Let’s say that someone is considering the pros and cons of two options. And for the sake of clarity and ease, let’s agree that the choice is between having a kale salad or having a pint of ice cream for dinner.

It is indisputable that the more healthful option would be to go with the vitamin-rich, high fiber salad over the nutrient-free, though delicious treat. Intellectually, we can all agree that one is, by way of nutrition, “better” than the other. But let’s add a condition: the person situated at the crossroads of “Salad Street” and “Ice Cream Avenue” has just suffered a loss, is in need of comfort, and believes that the one of the two will will physically soothe his/her pain. This added nuance changes that moment of perceived “choice.”

Everything thing that falls in the past will bear upon “choice,” meaning that every experience and every moment up to the moment the refrigerator door opens will determine which option is exercised. Perhaps there will be some consideration of “how will this make me feel in the future,” which is an acceptable contemplation. But even with a measured consideration for any residual aftermath, the more influential part leans toward the past. As creatures of habit, we often put aside the ability to thoroughly imagine the consequences of a present decision. We tend to do what feels “right” in the moment.

But what about this “feeling of right,” this nod toward a belief that what I am about to choose is mine to make?

I would argue that there really isn’t the ability to truly “choose,” as we were uniquely poised to rank salad over ice cream (or ice cream over salad) based on our past experiences. While we might, in any given moment, believe that we are “making a choice,” once a person comes to a place of exercising Option A over Option B, any belief that the “better” path was taken is a false belief as there was really only one viable path given everything that happened in a person’s life up to that moment.

Going back to the hypothetical, if I had already had ice cream for breakfast and lunch, I might be able to convince myself that the third meal of the day should be kale salad. However, were I to have had kale salad for breakfast and lunch, I might consider myself “deserving” of a reward for having been conscientious all day long.

Those two sets of “facts,” directly derived from my past experiences, will lead me to believe that I am making a “choice,” though I’m not, not really.

Let’s say that after having ice cream all day long, I regard myself as having “failed” in properly feeding my body so why not round out the day with my third pint of empty calories? Conversely, had I eaten only kale salad, I might be inclined to continue that trend for the remainder of the day.
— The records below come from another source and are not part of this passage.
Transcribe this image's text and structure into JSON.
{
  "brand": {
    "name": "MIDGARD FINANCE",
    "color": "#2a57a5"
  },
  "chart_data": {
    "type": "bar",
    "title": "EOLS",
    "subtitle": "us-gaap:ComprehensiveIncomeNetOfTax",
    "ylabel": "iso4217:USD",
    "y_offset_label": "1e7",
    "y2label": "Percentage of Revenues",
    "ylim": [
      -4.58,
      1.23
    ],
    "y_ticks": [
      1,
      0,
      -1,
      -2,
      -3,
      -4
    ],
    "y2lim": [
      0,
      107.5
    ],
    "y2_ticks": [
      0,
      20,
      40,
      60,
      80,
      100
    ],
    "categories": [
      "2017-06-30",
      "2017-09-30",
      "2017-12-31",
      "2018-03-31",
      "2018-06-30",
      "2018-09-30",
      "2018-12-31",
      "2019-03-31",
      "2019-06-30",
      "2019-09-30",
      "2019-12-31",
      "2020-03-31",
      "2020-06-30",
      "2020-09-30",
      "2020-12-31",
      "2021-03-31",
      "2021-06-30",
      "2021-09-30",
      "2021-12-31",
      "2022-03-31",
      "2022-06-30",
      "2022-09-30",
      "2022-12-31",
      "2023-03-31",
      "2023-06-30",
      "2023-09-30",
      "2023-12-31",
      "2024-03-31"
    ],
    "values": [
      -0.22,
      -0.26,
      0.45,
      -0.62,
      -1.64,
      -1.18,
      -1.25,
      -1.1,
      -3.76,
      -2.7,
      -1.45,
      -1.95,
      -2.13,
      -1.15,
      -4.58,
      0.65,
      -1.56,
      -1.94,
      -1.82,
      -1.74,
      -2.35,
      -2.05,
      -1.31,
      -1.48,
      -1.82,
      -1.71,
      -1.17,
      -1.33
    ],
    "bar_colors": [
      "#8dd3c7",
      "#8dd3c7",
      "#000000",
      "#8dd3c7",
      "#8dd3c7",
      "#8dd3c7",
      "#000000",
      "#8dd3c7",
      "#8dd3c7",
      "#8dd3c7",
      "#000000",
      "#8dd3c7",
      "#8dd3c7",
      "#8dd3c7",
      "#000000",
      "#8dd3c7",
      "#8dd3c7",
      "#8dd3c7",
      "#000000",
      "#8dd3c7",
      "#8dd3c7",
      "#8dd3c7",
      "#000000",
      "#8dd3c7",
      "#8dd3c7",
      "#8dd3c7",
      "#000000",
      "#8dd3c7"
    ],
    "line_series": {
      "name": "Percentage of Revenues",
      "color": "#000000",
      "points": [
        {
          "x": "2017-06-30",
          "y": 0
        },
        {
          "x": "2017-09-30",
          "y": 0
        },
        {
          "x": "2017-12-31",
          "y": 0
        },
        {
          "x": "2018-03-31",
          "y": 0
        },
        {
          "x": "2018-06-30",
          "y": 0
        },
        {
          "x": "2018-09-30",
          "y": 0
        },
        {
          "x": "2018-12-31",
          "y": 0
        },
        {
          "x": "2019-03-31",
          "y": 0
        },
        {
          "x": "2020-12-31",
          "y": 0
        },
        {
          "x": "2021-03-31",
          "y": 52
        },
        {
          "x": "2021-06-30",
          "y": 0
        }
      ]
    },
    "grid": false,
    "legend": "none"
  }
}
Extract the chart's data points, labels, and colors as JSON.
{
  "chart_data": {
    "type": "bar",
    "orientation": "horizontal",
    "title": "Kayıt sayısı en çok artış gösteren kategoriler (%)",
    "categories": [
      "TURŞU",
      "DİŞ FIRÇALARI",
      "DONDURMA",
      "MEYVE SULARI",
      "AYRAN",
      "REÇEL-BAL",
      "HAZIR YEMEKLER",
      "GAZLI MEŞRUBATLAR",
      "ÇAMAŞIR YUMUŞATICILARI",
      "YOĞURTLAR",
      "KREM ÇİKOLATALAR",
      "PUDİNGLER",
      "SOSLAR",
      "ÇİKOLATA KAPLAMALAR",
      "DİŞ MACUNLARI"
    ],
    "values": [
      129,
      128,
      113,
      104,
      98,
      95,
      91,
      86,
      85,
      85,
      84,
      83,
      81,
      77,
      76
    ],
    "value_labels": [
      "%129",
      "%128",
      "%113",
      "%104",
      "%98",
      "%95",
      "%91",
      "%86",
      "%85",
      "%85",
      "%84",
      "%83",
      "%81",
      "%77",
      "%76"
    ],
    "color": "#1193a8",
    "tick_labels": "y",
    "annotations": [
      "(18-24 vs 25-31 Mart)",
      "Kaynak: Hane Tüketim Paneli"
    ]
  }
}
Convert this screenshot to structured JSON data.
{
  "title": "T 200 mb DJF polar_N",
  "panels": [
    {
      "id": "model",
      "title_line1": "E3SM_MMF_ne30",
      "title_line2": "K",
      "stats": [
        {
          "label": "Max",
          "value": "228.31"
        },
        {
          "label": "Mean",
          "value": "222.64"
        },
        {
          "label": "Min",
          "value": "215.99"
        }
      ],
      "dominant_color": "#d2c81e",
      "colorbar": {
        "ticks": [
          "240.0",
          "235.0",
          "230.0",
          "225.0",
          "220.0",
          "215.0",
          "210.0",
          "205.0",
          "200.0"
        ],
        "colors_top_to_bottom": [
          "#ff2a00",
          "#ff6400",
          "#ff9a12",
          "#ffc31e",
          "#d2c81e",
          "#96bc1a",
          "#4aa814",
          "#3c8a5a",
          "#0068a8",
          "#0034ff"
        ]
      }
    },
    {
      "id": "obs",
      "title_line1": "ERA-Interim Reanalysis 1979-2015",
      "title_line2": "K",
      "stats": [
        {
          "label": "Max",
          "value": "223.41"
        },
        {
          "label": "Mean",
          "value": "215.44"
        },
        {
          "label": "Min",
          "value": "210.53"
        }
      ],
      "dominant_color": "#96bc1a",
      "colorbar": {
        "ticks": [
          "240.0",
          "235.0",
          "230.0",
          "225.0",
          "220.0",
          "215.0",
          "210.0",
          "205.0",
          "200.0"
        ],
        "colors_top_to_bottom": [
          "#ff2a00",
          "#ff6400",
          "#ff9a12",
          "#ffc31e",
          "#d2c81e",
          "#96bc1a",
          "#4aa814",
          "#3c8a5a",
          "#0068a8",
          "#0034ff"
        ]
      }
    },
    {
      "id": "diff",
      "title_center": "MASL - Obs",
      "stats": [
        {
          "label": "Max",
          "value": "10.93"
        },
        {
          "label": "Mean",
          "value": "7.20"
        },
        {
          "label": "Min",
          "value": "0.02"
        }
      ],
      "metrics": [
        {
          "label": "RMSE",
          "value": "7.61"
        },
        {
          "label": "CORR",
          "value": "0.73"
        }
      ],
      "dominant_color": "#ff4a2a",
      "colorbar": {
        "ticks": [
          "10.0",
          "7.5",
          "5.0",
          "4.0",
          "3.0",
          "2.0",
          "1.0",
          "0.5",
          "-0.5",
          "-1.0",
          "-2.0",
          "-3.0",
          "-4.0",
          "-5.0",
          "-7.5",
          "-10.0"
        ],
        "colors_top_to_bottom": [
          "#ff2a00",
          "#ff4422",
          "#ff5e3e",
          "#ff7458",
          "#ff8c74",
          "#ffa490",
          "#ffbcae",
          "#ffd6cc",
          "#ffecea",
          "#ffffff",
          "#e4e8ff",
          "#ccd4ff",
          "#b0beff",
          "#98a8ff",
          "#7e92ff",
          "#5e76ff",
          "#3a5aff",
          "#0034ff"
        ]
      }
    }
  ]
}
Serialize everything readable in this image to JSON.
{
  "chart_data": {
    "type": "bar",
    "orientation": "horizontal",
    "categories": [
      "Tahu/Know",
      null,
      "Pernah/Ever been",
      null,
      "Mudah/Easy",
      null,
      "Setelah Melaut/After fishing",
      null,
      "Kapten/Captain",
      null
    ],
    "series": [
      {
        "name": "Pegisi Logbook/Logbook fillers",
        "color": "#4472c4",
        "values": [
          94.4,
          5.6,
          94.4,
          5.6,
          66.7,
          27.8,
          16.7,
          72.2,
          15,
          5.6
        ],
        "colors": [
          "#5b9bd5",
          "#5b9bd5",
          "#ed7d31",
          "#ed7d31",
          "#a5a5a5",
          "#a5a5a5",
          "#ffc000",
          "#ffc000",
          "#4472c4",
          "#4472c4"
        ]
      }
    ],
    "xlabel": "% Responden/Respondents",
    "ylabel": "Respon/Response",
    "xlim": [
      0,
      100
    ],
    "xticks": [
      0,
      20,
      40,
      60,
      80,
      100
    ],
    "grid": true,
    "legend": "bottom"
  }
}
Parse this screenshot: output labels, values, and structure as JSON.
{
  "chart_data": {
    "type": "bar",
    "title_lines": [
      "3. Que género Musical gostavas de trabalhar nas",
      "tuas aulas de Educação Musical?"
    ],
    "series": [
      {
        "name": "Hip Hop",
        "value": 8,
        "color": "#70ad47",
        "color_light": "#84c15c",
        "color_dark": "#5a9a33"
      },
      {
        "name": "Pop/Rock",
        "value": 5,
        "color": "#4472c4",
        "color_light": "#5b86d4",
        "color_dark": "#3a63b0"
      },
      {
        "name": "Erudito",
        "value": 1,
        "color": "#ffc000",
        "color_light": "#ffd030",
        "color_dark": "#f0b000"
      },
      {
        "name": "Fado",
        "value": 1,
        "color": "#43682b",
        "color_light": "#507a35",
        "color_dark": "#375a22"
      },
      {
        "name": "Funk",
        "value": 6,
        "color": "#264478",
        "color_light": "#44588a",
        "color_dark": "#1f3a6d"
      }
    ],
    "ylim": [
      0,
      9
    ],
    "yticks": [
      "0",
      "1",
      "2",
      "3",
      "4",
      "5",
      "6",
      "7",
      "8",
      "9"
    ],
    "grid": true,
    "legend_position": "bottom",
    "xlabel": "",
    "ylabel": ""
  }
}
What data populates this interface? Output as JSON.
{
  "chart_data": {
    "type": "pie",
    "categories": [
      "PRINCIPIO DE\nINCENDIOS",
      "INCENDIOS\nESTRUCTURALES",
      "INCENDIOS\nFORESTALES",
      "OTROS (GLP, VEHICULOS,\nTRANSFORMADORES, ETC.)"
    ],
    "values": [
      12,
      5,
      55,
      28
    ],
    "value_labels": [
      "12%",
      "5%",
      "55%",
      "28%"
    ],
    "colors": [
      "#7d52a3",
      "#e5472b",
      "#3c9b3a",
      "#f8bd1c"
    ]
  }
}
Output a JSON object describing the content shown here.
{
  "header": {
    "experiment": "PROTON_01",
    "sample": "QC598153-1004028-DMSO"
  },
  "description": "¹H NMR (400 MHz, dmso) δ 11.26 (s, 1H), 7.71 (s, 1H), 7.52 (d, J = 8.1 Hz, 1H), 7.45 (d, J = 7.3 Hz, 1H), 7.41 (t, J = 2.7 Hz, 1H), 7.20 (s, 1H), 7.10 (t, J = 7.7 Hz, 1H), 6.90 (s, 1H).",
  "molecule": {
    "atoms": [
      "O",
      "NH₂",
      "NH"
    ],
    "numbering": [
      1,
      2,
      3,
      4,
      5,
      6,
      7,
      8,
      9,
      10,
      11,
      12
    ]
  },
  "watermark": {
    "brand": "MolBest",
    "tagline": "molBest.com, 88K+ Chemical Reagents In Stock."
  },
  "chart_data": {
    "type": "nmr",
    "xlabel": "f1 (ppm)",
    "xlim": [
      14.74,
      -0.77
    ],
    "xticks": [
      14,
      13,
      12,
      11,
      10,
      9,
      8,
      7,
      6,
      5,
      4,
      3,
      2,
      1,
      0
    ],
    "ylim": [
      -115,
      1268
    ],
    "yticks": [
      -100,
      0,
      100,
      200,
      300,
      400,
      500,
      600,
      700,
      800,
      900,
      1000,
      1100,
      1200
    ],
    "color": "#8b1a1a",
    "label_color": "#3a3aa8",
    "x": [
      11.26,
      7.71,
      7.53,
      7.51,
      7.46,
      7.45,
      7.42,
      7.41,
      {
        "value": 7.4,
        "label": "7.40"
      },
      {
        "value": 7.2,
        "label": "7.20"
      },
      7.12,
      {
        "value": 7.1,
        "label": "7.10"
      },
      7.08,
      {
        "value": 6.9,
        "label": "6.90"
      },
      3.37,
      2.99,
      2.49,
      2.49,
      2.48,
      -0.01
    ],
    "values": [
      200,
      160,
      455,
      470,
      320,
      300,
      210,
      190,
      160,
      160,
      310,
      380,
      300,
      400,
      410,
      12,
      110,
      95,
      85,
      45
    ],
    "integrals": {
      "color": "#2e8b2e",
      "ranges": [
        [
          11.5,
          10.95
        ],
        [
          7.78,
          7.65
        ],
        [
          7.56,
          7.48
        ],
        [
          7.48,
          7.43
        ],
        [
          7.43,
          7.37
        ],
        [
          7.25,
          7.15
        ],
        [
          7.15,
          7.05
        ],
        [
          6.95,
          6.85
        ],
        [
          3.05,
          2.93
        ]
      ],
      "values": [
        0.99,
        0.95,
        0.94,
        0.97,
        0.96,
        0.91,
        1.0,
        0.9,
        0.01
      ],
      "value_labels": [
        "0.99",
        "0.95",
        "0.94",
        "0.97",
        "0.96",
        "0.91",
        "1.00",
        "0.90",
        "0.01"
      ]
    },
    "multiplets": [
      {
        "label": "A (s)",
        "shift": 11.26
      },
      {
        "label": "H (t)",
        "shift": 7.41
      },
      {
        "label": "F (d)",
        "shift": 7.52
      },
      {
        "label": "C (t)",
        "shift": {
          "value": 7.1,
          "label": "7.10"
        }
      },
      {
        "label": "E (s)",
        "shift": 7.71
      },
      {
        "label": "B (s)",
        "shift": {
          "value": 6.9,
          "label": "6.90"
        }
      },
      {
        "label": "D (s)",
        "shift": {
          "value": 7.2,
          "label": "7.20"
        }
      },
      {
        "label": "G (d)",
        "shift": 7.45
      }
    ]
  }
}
But again, every moment up to that moment of “choice” is based on the illusion, perhaps even the delusion, that I’m in control of my destiny. I’m not. No one is because the mere act of acting upon Option A versus Option B is not driven by a real “choice;” it is controlled by every (illusory) “choice” each of us has made prior to that moment standing in the kitchen and debating those pros and cons of kale salad and ice cream.

Each of us has been trained in the cognitive dissonance of believing in free will, left to endorse the idea that we each are the masters of our own futures. But our connections to our pasts are what determine whether we choose Option A over Option B, which ultimately means that any “choice” is not truly or authentically made but rather the “next logical step” in the progression of our lives.